Transcript witness — Dr. Anthony Chaffee podcast. A physician describing randomised controlled trial evidence: "There are studies going back to 1984, 1985, 1987 showing that removing carbohydrates and fibre can put Crohn's disease into remission for up to 51 months without medication. The control group that did not remove carbohydrates and fibre could not even stay in remission. Why is this not taught in gastroenterology training? Why does a person with Crohn's have to find this on their own? These are not fringe findings. They are published, randomised, controlled trials."
Tomas, 27. He had Crohn's that responded initially to azathioprine and then stopped responding. His gastroenterologist moved him to a biologic and he had three good years before developing antibodies to that drug too. This was the pattern his gastroenterologist described as "step therapy" — each medication working for a period, then failing. He asked at each step what he could do with his diet. At each step he was told diet would not make a significant difference. It was only when he looked outside his hospital that he found people who had stopped the step therapy at step one by removing the foods that appeared to drive his inflammation.
Ingrid, 35. Her Crohn's fistula had been repaired surgically and was holding. Her gastroenterologist was pleased with her imaging. What he could not see was that Ingrid had quietly eliminated all grains, legumes, and processed foods from her diet six months earlier after reading about a clinical case series from Hungary. Her CRP — previously elevated at 48 — was now 3. She did not volunteer this information at her appointments for nearly a year, afraid she would be told to stop. When she finally told her gastroenterologist, he reviewed her bloods, reviewed her imaging, and said: "Whatever you are doing, keep doing it."

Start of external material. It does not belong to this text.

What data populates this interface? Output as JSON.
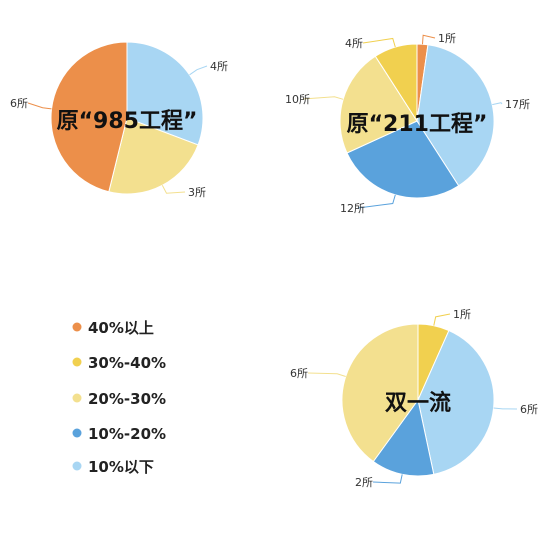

Kwame, 21. He was diagnosed during his university entrance exams. The timing meant that alongside learning he had a chronic disease, he was making decisions about university courses around proximity to hospitals, the likelihood of surgery, the feasibility of gap years. He eventually chose a university near a specialist IBD unit and deferred his start by a year. His gastroenterologist told him that with good management, Crohn's need not define his career. What the gastroenterologist did not mention was what "good management" had historically meant for people like Kwame — and what it was beginning to mean now.